Metode coating ini sendiri pada prinsipnya menjaga kualitas batubara seperti
nilai kalori yang tinggi dan kandungan inherent moisture batubara setelah proses
upgrading tetap terjaga. Hasil analisis dari proses upgrading batubara didapatkan
persentase kadar air dan nilai kalor campuran yang paling optimal.

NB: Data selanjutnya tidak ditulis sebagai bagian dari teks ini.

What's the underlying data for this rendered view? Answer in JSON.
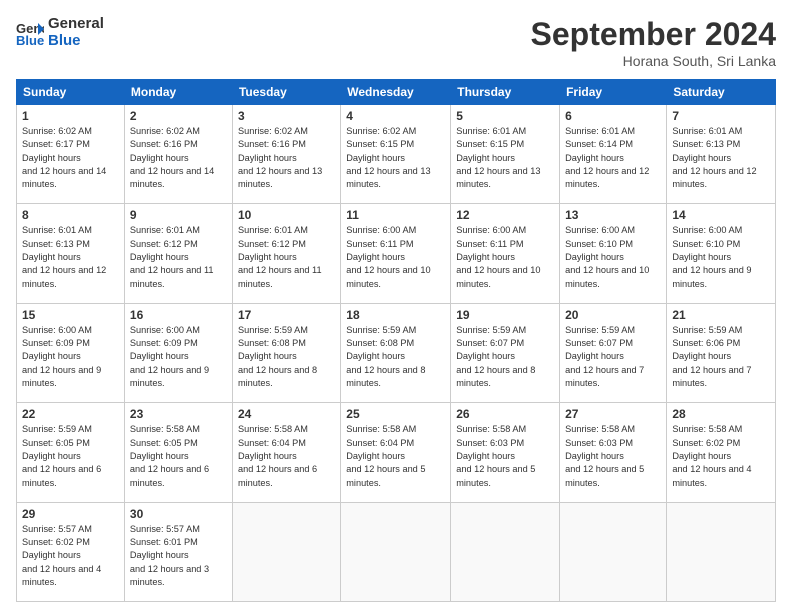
{
  "header": {
    "logo_line1": "General",
    "logo_line2": "Blue",
    "month": "September 2024",
    "location": "Horana South, Sri Lanka"
  },
  "days_of_week": [
    "Sunday",
    "Monday",
    "Tuesday",
    "Wednesday",
    "Thursday",
    "Friday",
    "Saturday"
  ],
  "weeks": [
    [
      {
        "num": "1",
        "rise": "6:02 AM",
        "set": "6:17 PM",
        "daylight": "12 hours and 14 minutes."
      },
      {
        "num": "2",
        "rise": "6:02 AM",
        "set": "6:16 PM",
        "daylight": "12 hours and 14 minutes."
      },
      {
        "num": "3",
        "rise": "6:02 AM",
        "set": "6:16 PM",
        "daylight": "12 hours and 13 minutes."
      },
      {
        "num": "4",
        "rise": "6:02 AM",
        "set": "6:15 PM",
        "daylight": "12 hours and 13 minutes."
      },
      {
        "num": "5",
        "rise": "6:01 AM",
        "set": "6:15 PM",
        "daylight": "12 hours and 13 minutes."
      },
      {
        "num": "6",
        "rise": "6:01 AM",
        "set": "6:14 PM",
        "daylight": "12 hours and 12 minutes."
      },
      {
        "num": "7",
        "rise": "6:01 AM",
        "set": "6:13 PM",
        "daylight": "12 hours and 12 minutes."
      }
    ],
    [
      {
        "num": "8",
        "rise": "6:01 AM",
        "set": "6:13 PM",
        "daylight": "12 hours and 12 minutes."
      },
      {
        "num": "9",
        "rise": "6:01 AM",
        "set": "6:12 PM",
        "daylight": "12 hours and 11 minutes."
      },
      {
        "num": "10",
        "rise": "6:01 AM",
        "set": "6:12 PM",
        "daylight": "12 hours and 11 minutes."
      },
      {
        "num": "11",
        "rise": "6:00 AM",
        "set": "6:11 PM",
        "daylight": "12 hours and 10 minutes."
      },
      {
        "num": "12",
        "rise": "6:00 AM",
        "set": "6:11 PM",
        "daylight": "12 hours and 10 minutes."
      },
      {
        "num": "13",
        "rise": "6:00 AM",
        "set": "6:10 PM",
        "daylight": "12 hours and 10 minutes."
      },
      {
        "num": "14",
        "rise": "6:00 AM",
        "set": "6:10 PM",
        "daylight": "12 hours and 9 minutes."
      }
    ],
    [
      {
        "num": "15",
        "rise": "6:00 AM",
        "set": "6:09 PM",
        "daylight": "12 hours and 9 minutes."
      },
      {
        "num": "16",
        "rise": "6:00 AM",
        "set": "6:09 PM",
        "daylight": "12 hours and 9 minutes."
      },
      {
        "num": "17",
        "rise": "5:59 AM",
        "set": "6:08 PM",
        "daylight": "12 hours and 8 minutes."
      },
      {
        "num": "18",
        "rise": "5:59 AM",
        "set": "6:08 PM",
        "daylight": "12 hours and 8 minutes."
      },
      {
        "num": "19",
        "rise": "5:59 AM",
        "set": "6:07 PM",
        "daylight": "12 hours and 8 minutes."
      },
      {
        "num": "20",
        "rise": "5:59 AM",
        "set": "6:07 PM",
        "daylight": "12 hours and 7 minutes."
      },
      {
        "num": "21",
        "rise": "5:59 AM",
        "set": "6:06 PM",
        "daylight": "12 hours and 7 minutes."
      }
    ],
    [
      {
        "num": "22",
        "rise": "5:59 AM",
        "set": "6:05 PM",
        "daylight": "12 hours and 6 minutes."
      },
      {
        "num": "23",
        "rise": "5:58 AM",
        "set": "6:05 PM",
        "daylight": "12 hours and 6 minutes."
      },
      {
        "num": "24",
        "rise": "5:58 AM",
        "set": "6:04 PM",
        "daylight": "12 hours and 6 minutes."
      },
      {
        "num": "25",
        "rise": "5:58 AM",
        "set": "6:04 PM",
        "daylight": "12 hours and 5 minutes."
      },
      {
        "num": "26",
        "rise": "5:58 AM",
        "set": "6:03 PM",
        "daylight": "12 hours and 5 minutes."
      },
      {
        "num": "27",
        "rise": "5:58 AM",
        "set": "6:03 PM",
        "daylight": "12 hours and 5 minutes."
      },
      {
        "num": "28",
        "rise": "5:58 AM",
        "set": "6:02 PM",
        "daylight": "12 hours and 4 minutes."
      }
    ],
    [
      {
        "num": "29",
        "rise": "5:57 AM",
        "set": "6:02 PM",
        "daylight": "12 hours and 4 minutes."
      },
      {
        "num": "30",
        "rise": "5:57 AM",
        "set": "6:01 PM",
        "daylight": "12 hours and 3 minutes."
      },
      null,
      null,
      null,
      null,
      null
    ]
  ]
}
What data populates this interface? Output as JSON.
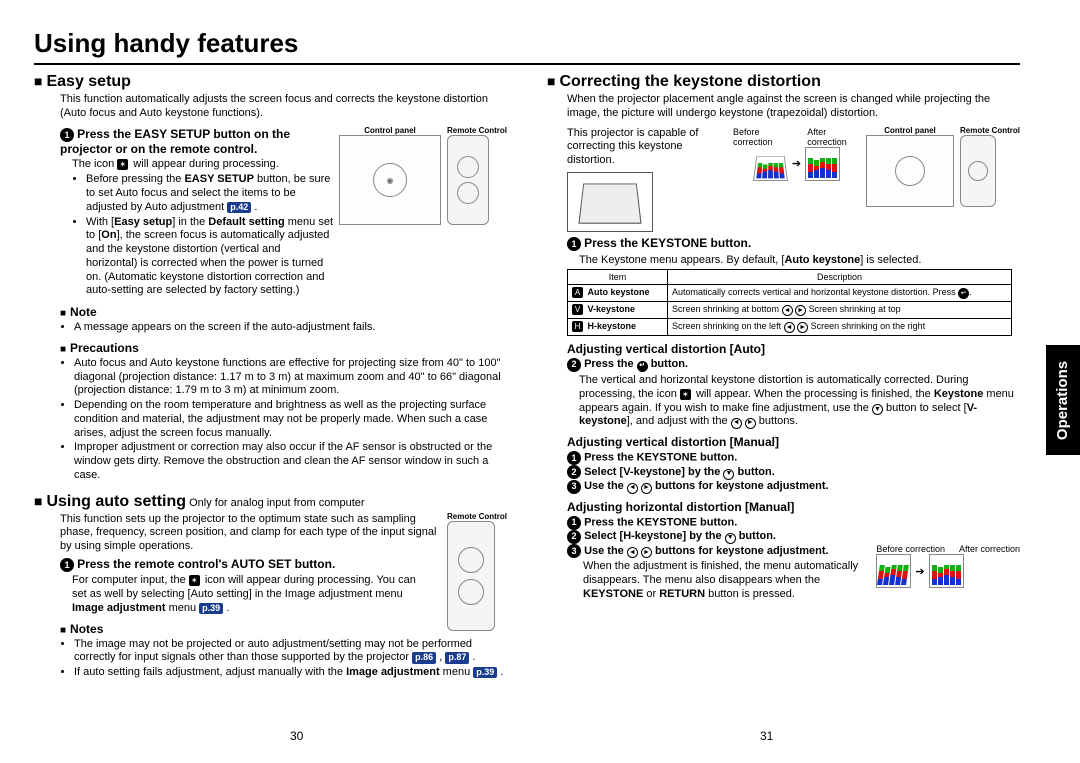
{
  "title": "Using handy features",
  "side_tab": "Operations",
  "page_left": "30",
  "page_right": "31",
  "left": {
    "easy_setup": {
      "heading": "Easy setup",
      "intro": "This function automatically adjusts the screen focus and corrects the keystone distortion (Auto focus and Auto keystone functions).",
      "step1_title": "Press the EASY SETUP button on the projector or on the remote control.",
      "step1_line1_pre": "The icon ",
      "step1_line1_post": " will appear during processing.",
      "bullets": [
        "Before pressing the EASY SETUP button, be sure to set Auto focus and select the items to be adjusted by Auto adjustment p.42 .",
        "With [Easy setup] in the Default setting menu set to [On], the screen focus is automatically adjusted and the keystone distortion (vertical and horizontal) is corrected when the power is turned on. (Automatic keystone distortion correction and auto-setting are selected by factory setting.)"
      ],
      "note_heading": "Note",
      "note_bullet": "A message appears on the screen if the auto-adjustment fails.",
      "precautions_heading": "Precautions",
      "precautions": [
        "Auto focus and Auto keystone functions are effective for projecting size from 40\" to 100\" diagonal (projection distance: 1.17 m to 3 m) at maximum zoom and 40\" to 66\" diagonal (projection distance: 1.79 m to 3 m) at minimum zoom.",
        "Depending on the room temperature and brightness as well as the projecting surface condition and material, the adjustment may not be properly made. When such a case arises, adjust the screen focus manually.",
        "Improper adjustment or correction may also occur if the AF sensor is obstructed or the window gets dirty. Remove the obstruction and clean the AF sensor window in such a case."
      ],
      "fig_control_panel": "Control panel",
      "fig_remote": "Remote Control"
    },
    "auto_setting": {
      "heading": "Using auto setting",
      "heading_sub": " Only for analog input from computer",
      "intro": "This function sets up the projector to the optimum state such as sampling phase, frequency, screen position, and clamp for each type of the input signal by using simple operations.",
      "step1_title": "Press the remote control's AUTO SET button.",
      "step1_body_pre": "For computer input, the ",
      "step1_body_mid": " icon will appear during processing. You can set as well by selecting [Auto setting] in the Image adjustment menu ",
      "step1_body_post": " .",
      "p39": "p.39",
      "notes_heading": "Notes",
      "notes": [
        "The image may not be projected or auto adjustment/setting may not be performed correctly for input signals other than those supported by the projector p.86 , p.87 .",
        "If auto setting fails adjustment, adjust manually with the Image adjustment menu p.39 ."
      ],
      "fig_remote": "Remote Control"
    }
  },
  "right": {
    "heading": "Correcting the keystone distortion",
    "intro": "When the projector placement angle against the screen is changed while projecting the image, the picture will undergo keystone (trapezoidal) distortion.",
    "cap_line": "This projector is capable of correcting this keystone distortion.",
    "before_label": "Before correction",
    "after_label": "After correction",
    "fig_control_panel": "Control panel",
    "fig_remote": "Remote Control",
    "step1_title": "Press the KEYSTONE button.",
    "step1_body_pre": "The Keystone menu appears. By default, [",
    "step1_body_bold": "Auto keystone",
    "step1_body_post": "] is selected.",
    "table": {
      "h1": "Item",
      "h2": "Description",
      "r1_item": "Auto keystone",
      "r1_desc_pre": "Automatically corrects vertical and horizontal keystone distortion. Press ",
      "r1_desc_post": ".",
      "r2_item": "V-keystone",
      "r2_desc_left": "Screen shrinking at bottom",
      "r2_desc_right": "Screen shrinking at top",
      "r3_item": "H-keystone",
      "r3_desc_left": "Screen shrinking on the left",
      "r3_desc_right": "Screen shrinking on the right"
    },
    "adj_v_auto": "Adjusting vertical distortion [Auto]",
    "step2_title_pre": "Press the ",
    "step2_title_post": " button.",
    "step2_body": "The vertical and horizontal keystone distortion is automatically corrected. During processing, the icon  will appear. When the processing is finished, the Keystone menu appears again. If you wish to make fine adjustment, use the  button to select [V-keystone], and adjust with the  buttons.",
    "adj_v_manual": "Adjusting vertical distortion [Manual]",
    "m1": "Press the KEYSTONE button.",
    "m2_pre": "Select [V-keystone] by the ",
    "m2_post": " button.",
    "m3_pre": "Use the ",
    "m3_post": " buttons for keystone adjustment.",
    "adj_h_manual": "Adjusting horizontal distortion [Manual]",
    "h1": "Press the KEYSTONE button.",
    "h2_pre": "Select [H-keystone] by the ",
    "h2_post": " button.",
    "h3_pre": "Use the ",
    "h3_post": " buttons for keystone adjustment.",
    "finish_body": "When the adjustment is finished, the menu automatically disappears. The menu also disappears when the KEYSTONE or RETURN button is pressed.",
    "before_label2": "Before correction",
    "after_label2": "After correction"
  },
  "chart_data": [
    {
      "type": "bar",
      "title": "Before correction (top)",
      "categories": [
        "1",
        "2",
        "3",
        "4",
        "5"
      ],
      "series": [
        {
          "name": "blue",
          "values": [
            3,
            4,
            5,
            4,
            3
          ],
          "color": "#1030d0"
        },
        {
          "name": "red",
          "values": [
            4,
            2,
            3,
            3,
            4
          ],
          "color": "#e01010"
        },
        {
          "name": "green",
          "values": [
            3,
            3,
            2,
            3,
            3
          ],
          "color": "#10b010"
        }
      ]
    },
    {
      "type": "bar",
      "title": "After correction (top)",
      "categories": [
        "1",
        "2",
        "3",
        "4",
        "5"
      ],
      "series": [
        {
          "name": "blue",
          "values": [
            3,
            4,
            5,
            4,
            3
          ],
          "color": "#1030d0"
        },
        {
          "name": "red",
          "values": [
            4,
            2,
            3,
            3,
            4
          ],
          "color": "#e01010"
        },
        {
          "name": "green",
          "values": [
            3,
            3,
            2,
            3,
            3
          ],
          "color": "#10b010"
        }
      ]
    }
  ]
}
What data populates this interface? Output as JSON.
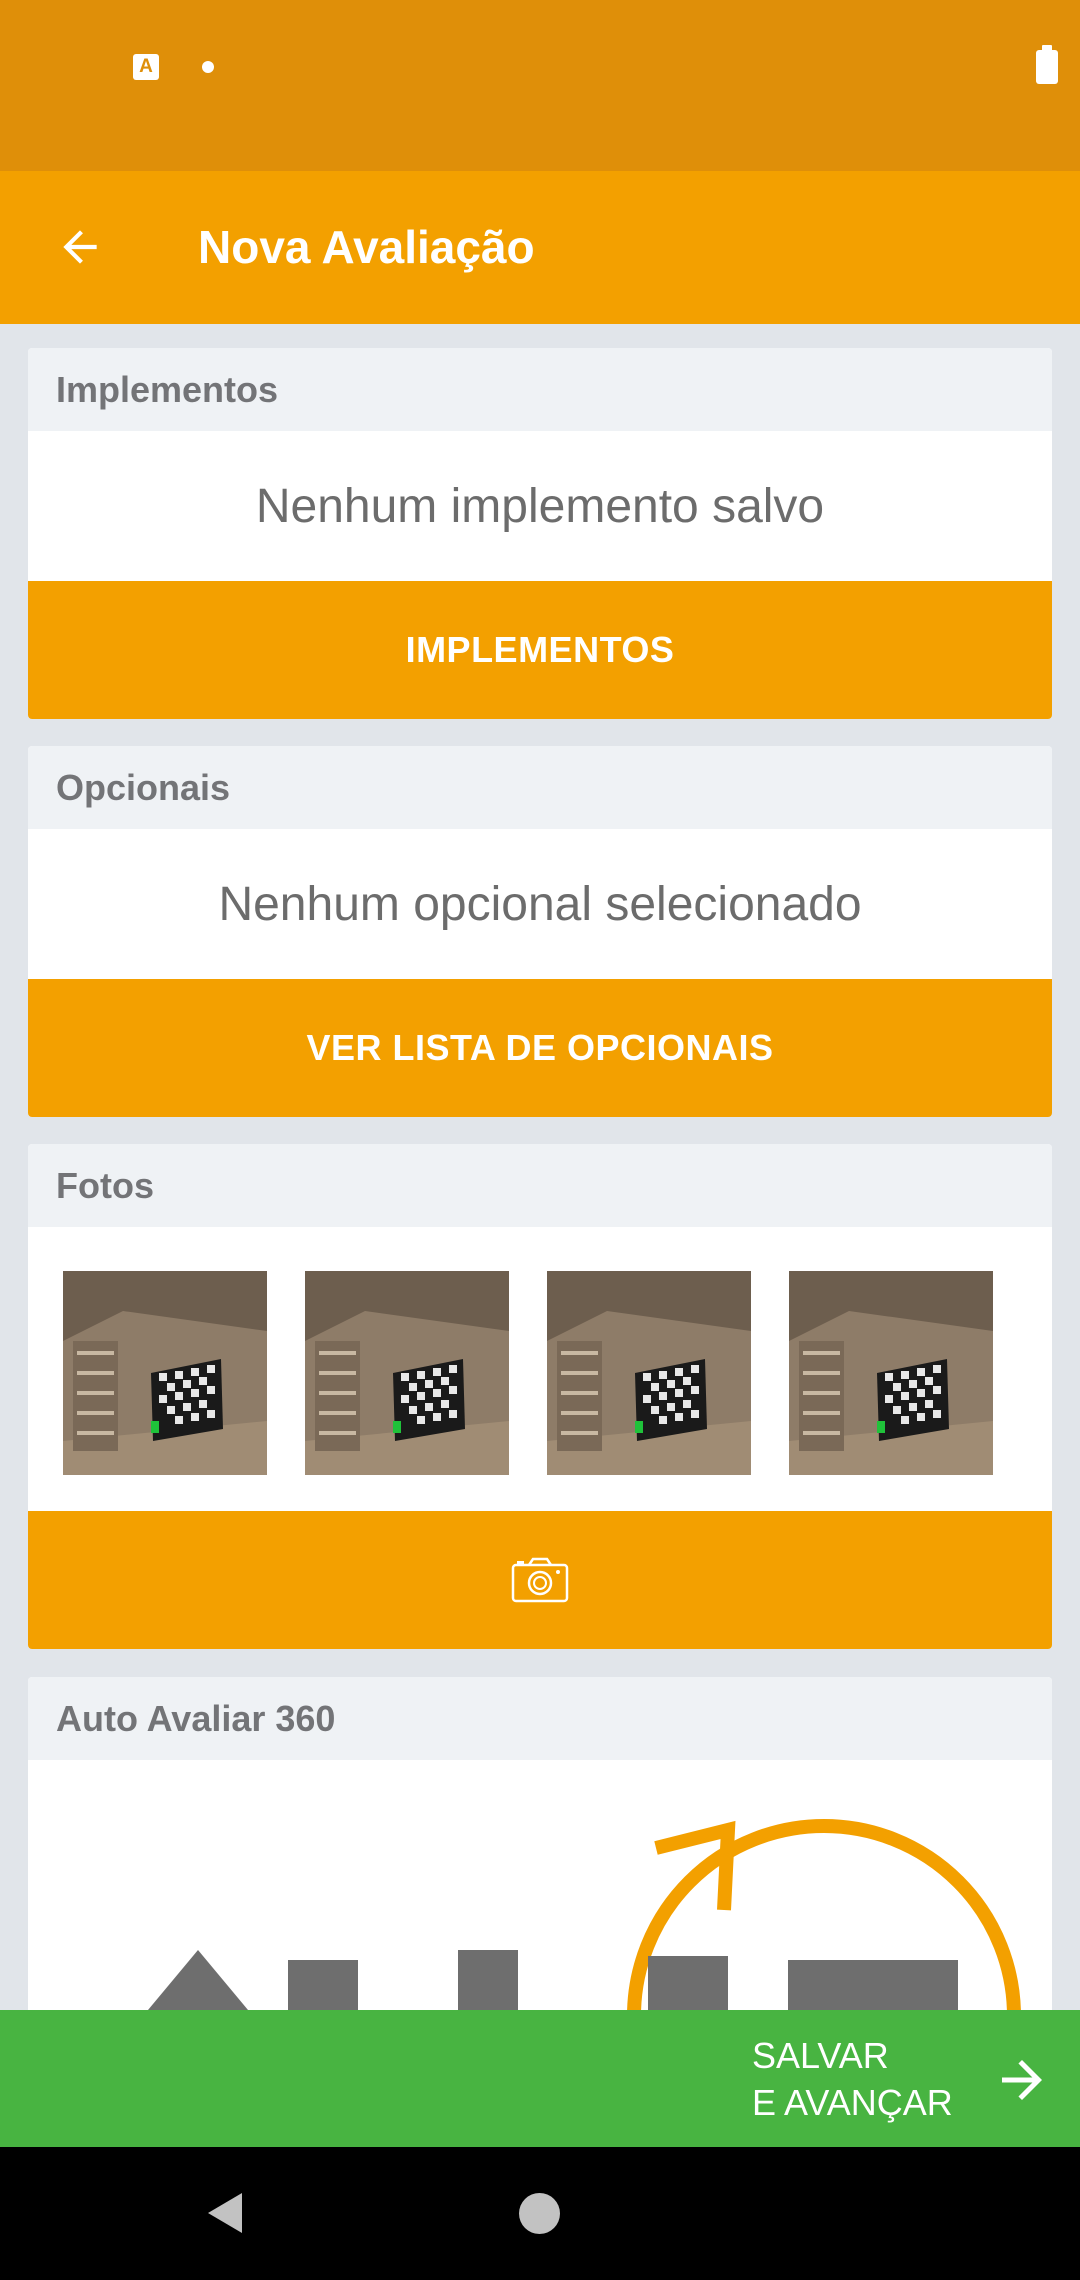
{
  "status_bar": {
    "icons": [
      "sim-card-a-icon",
      "notification-dot-icon",
      "battery-icon"
    ],
    "sim_letter": "A"
  },
  "app_bar": {
    "back_icon": "arrow-left-icon",
    "title": "Nova Avaliação",
    "color": "#f3a000"
  },
  "implementos": {
    "header": "Implementos",
    "empty_text": "Nenhum implemento salvo",
    "button_label": "IMPLEMENTOS"
  },
  "opcionais": {
    "header": "Opcionais",
    "empty_text": "Nenhum opcional selecionado",
    "button_label": "VER LISTA DE OPCIONAIS"
  },
  "fotos": {
    "header": "Fotos",
    "photos": [
      {
        "name": "photo-thumbnail-1"
      },
      {
        "name": "photo-thumbnail-2"
      },
      {
        "name": "photo-thumbnail-3"
      },
      {
        "name": "photo-thumbnail-4"
      }
    ],
    "button_icon": "camera-icon"
  },
  "auto_avaliar": {
    "header": "Auto Avaliar 360",
    "logo_icon": "auto-avaliar-360-logo"
  },
  "save_bar": {
    "label": "SALVAR\nE AVANÇAR",
    "icon": "arrow-right-icon",
    "color": "#48b441"
  },
  "nav_bar": {
    "icons": [
      "nav-back-icon",
      "nav-home-icon"
    ]
  }
}
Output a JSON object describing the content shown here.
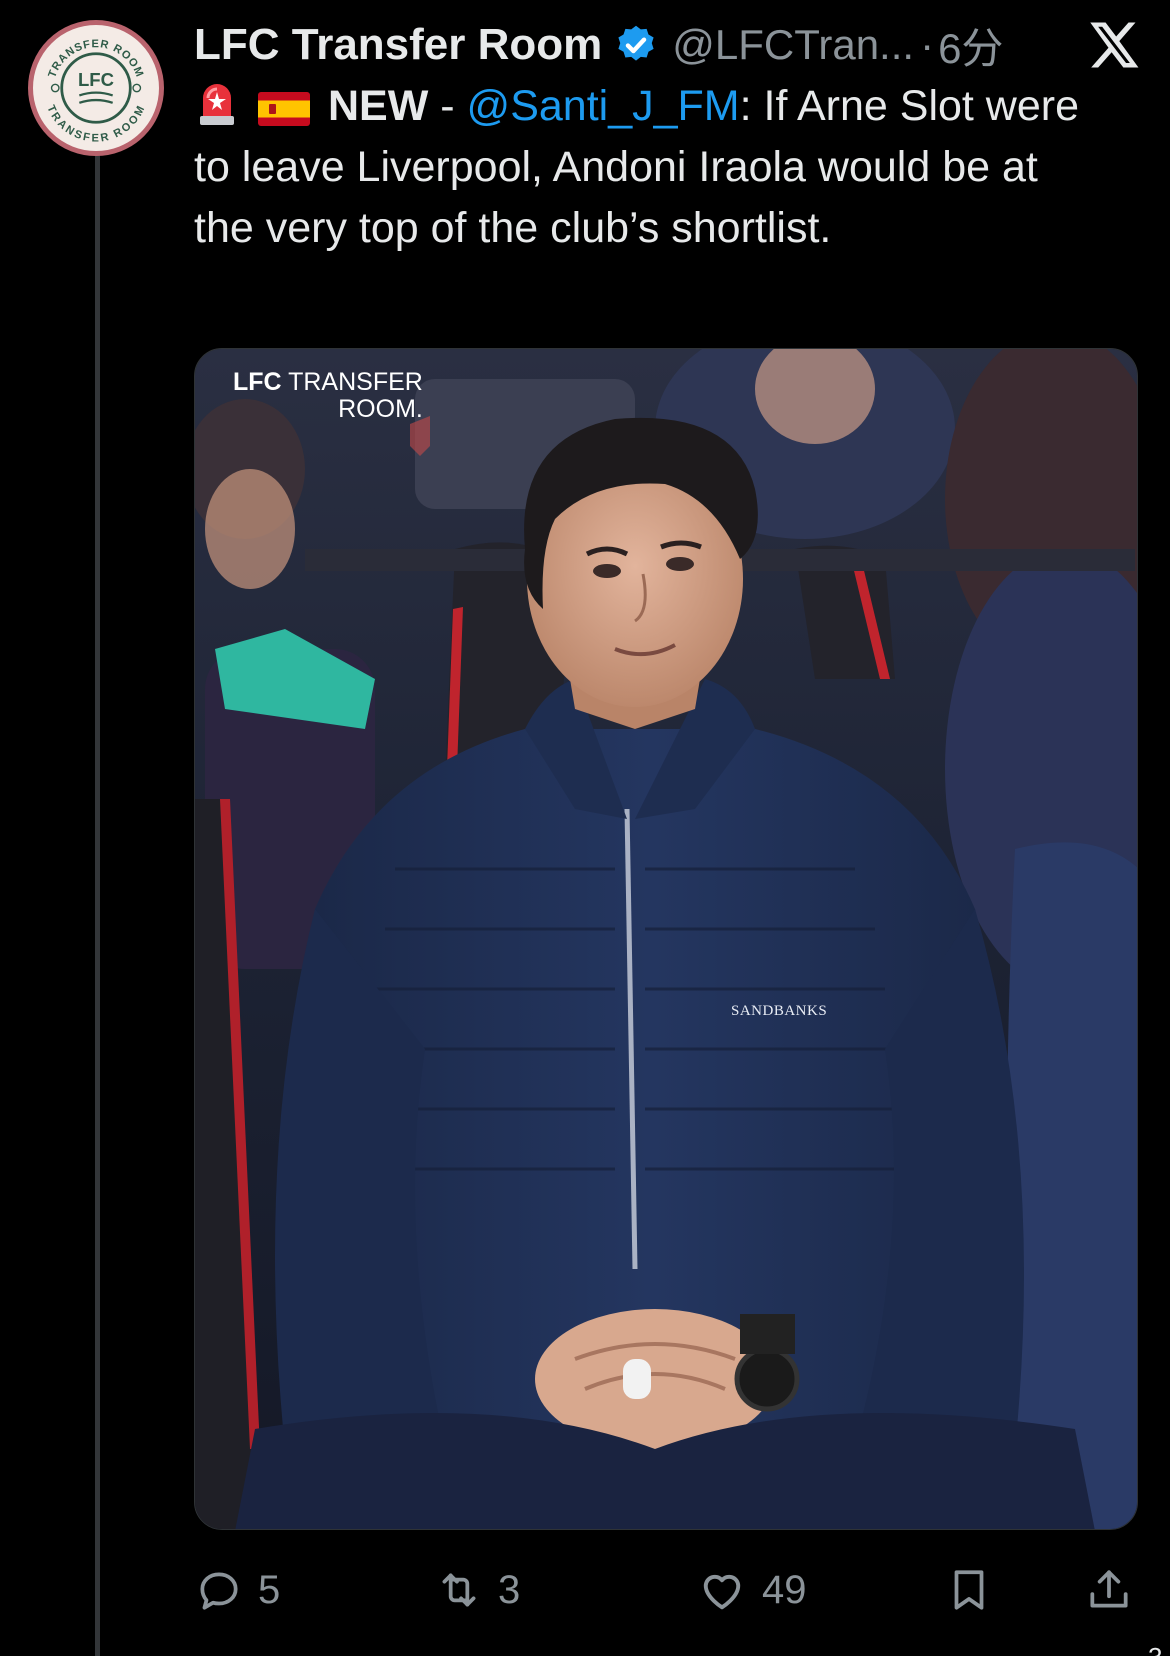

Setelah proses coal drying biasanya tidak terdapat moisture yang terlambat
dalam contoh batubara dalam beberapa saat. Karena tekanan uap air lebih kecil dari
udara atau athmosfer maka secara sendirinya uap air akan kembali mengisi ruang
kosong pada pori-pori conto batubara tersebut. Maka lapisan batubara tersebut perlu di
lapisi dengan pori-pori dari batubara tersebut perlu di isi agar moisture yang telah
menjadi uap tidak kembali mengisi pori-pori conto batubara tersebut.
METOLOGY PERCOBAAN
Secara umum dari metode coal dying ini ialah dengan memanfaatkan titik uap
air sehingga free moisture dan inherent moisture yang tertambat pada batubaraperingkat
rendah dapat menguap atau mengalami evaporasi. Dengan pemanasan pada batubara
dengan variasi suhu 100oC, 150oC dan 200oC dalam kurun waktu 1 jam untuk tiap
varian suhu diharapkan kandungan kadar air lembabnya dapat berkurang. Kemudian
setelah proses pemanasan yang masing-masing conto dibagi sama rata masing-masing
sekitar 250 gram untuk coating dengan larutan finacoal ditambah dengan enzol dan 250
gram conto batubara yang hanya melalui proses coal drying. Penambahan finacoal dan
enzol coating ini agar free moisture pada conto tidak mengendap kembali dan
menggantikan inherent moisture yang telah menguap serta melapisi permukaan conto
yang menjadikan conto memiliki kadar abu yang lebih rendah dan volatile matter yang
lebih rendah dibanding conto yang di buat hanya untuk coal drying (tanpa coating)
sebagai pembangding untuk mengetahui hasil kandungan air lembabnya.